Peluang atau tantangan?
Perbedaan mendasar antara pemerintahan Jokowi dengan pemerintahan terdahulu, ialah saat ini subsidi BBM di pangkas habis hanya sebesar Rp.81 T, impor komoditas pertanian dibatasi (dihentikan), penguatan peran BUMN dalam pembangunan nasional, dan adanya prioritas pengembangan infrastruktur. Keempat hal ini yang menjadi pembeda kondisi perekonomian pada pemerintahan terdahulu dengan saat ini. Namun, tidak sedikit kritikan tajam mengalir kepada pemerintahan saat ini, hal ini jelas karena pertumbuhan ekonomi hanya sebesar (yoy) 4,7% dan (yoy) 4,67% pada kuartal pertama dan kedua 2015 dan depresiasi rupiah terhadap dolar Amerika hingga kurs tengah menyentuh Rp.14.463/USD (18/9, Bank Indonesia). Dan, ancaman inflasi kian tampak dengan naiknya sejumlah barang kebutuhan pokok, seperti daging dan beras. Secara politik kondisi ini akan sangat riskan dengan tekanan politik dan kritikan kepada pemerintah.  

Menanggapi kondisi ekonomi saat ini, saya ingin menyampaikan bahwa ekonomi Indonesia memang dalam tekanan, tetapi akan memiliki fundamental ekonomi yang kuat dimasa mendatang. Hal ini tidak terlepas dari serangkaian kebijakan berani pemerintah  diberbagai sektor ekonomi utama. Pemerintahan Jokowi berani dan tegas untuk mengurangi subsidi BBM sehingga premium dan solar akan mengikuti harga kekinian. Tindakan berani ini perlu diapresiasi kendati membawa konsekuensi yang cukup besar terhadap inflasi, hal ini terbukti di bulan Desember 2014 inflasi nasional tembus 2,46 persen. Kendati demikian, kebijakan ini perlu diapresiasi, karena langkah maju ini merupakan upaya menyelamatkan APBN dari tekanan subsidi BBM yang sangat besar, ketika itu masih berada di kisaran USS 83,7 per barel pada Oktober 2014. Hal yang sulit dilakukan pemerintahan SBY dalam menghadapi lonjakan harga minyak mentah dunia yang hingga menyentuh USS 117,79 per barel (Maret 2012), tertinggi dalam beberapa tahun terakhir.

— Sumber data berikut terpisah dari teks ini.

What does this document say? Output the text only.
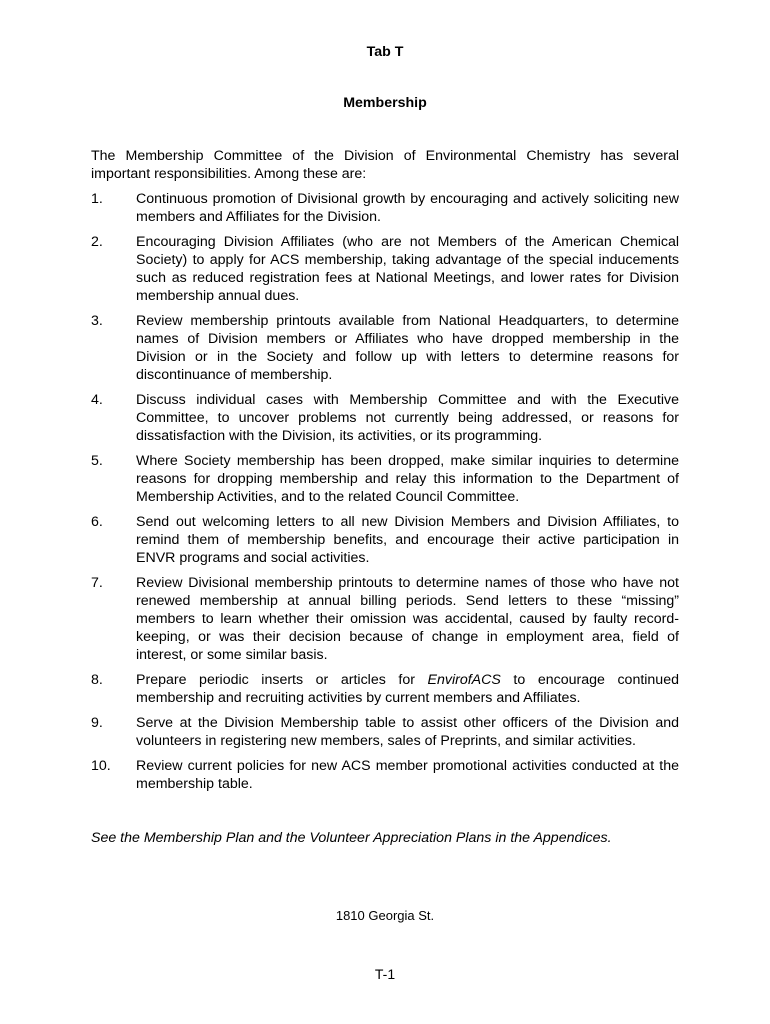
Tab T
Membership
The Membership Committee of the Division of Environmental Chemistry has several important responsibilities. Among these are:
1. Continuous promotion of Divisional growth by encouraging and actively soliciting new members and Affiliates for the Division.
2. Encouraging Division Affiliates (who are not Members of the American Chemical Society) to apply for ACS membership, taking advantage of the special inducements such as reduced registration fees at National Meetings, and lower rates for Division membership annual dues.
3. Review membership printouts available from National Headquarters, to determine names of Division members or Affiliates who have dropped membership in the Division or in the Society and follow up with letters to determine reasons for discontinuance of membership.
4. Discuss individual cases with Membership Committee and with the Executive Committee, to uncover problems not currently being addressed, or reasons for dissatisfaction with the Division, its activities, or its programming.
5. Where Society membership has been dropped, make similar inquiries to determine reasons for dropping membership and relay this information to the Department of Membership Activities, and to the related Council Committee.
6. Send out welcoming letters to all new Division Members and Division Affiliates, to remind them of membership benefits, and encourage their active participation in ENVR programs and social activities.
7. Review Divisional membership printouts to determine names of those who have not renewed membership at annual billing periods. Send letters to these “missing” members to learn whether their omission was accidental, caused by faulty record-keeping, or was their decision because of change in employment area, field of interest, or some similar basis.
8. Prepare periodic inserts or articles for EnvirofACS to encourage continued membership and recruiting activities by current members and Affiliates.
9. Serve at the Division Membership table to assist other officers of the Division and volunteers in registering new members, sales of Preprints, and similar activities.
10. Review current policies for new ACS member promotional activities conducted at the membership table.
See the Membership Plan and the Volunteer Appreciation Plans in the Appendices.
1810 Georgia St.
T-1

Dengan kebijakan tersebut, APBN 2015 sudah tidak lagi tersandra oleh subsidi BBM yang mengambil porsi APBN hingga 24,9% di tahun 2014. Hal ini berdampak positif terhadap belanja modal dan infrastruktur pemerintah yang meningkat. Disisi lain, masyarakat diajak untuk lebih rasional dalam menggunakan kendaraan, harga BBM berbasis harga kekinian akan mengikuti pola kenaikan atau penurunan harga minyak dunia.

Kedua, kebijakan menekan bahkan menghentikan sejumlah impor untuk barang kebutuhan pokok, seperti beras, daging, dan produk pertanian lainnya. Data Kementerian Perdagangan, menunjukkan bahwa impor Indonesia periode bulan Januari, J pada 2015 untuk barang konsumsi dan bahan mentah pembantu mengalami penurunan jika dibandingkan pada periode bulan yang sama di tahun 2014, besar selisihnya masing-masing US$1,8 Milyar; US$18,6 Milyar; US$2,01 Milyar. Namun, untuk barang modal impor mengalami kenaikan hingga US$ 103 Juta pada bulan Maret 2015 jika dibandingan impor atas barang modal pada periode sama ditahun 2014. Surplus perdagangan secara keseluruhan dari periode Januari hingga Maret 2015 sebesar US$ 2,4 Milyar masih lebih besar, jika dibandingkan pada periode yang sama di 2014 yang mencatat surplus hanya sebesar US$1,06 Milyar. Kondisi ini menunjukkan bahwa neraca perdangan Indonesia hingga saat ini terpantau sangat baik, kendati harga sejumlah komoditas mengalami penurunan. Impor inflasi dari depresiasi nilai tukar tidak terlalu mengkhawatirkan karena kondisi neraca perdagangan masih dalam kondisi surplus.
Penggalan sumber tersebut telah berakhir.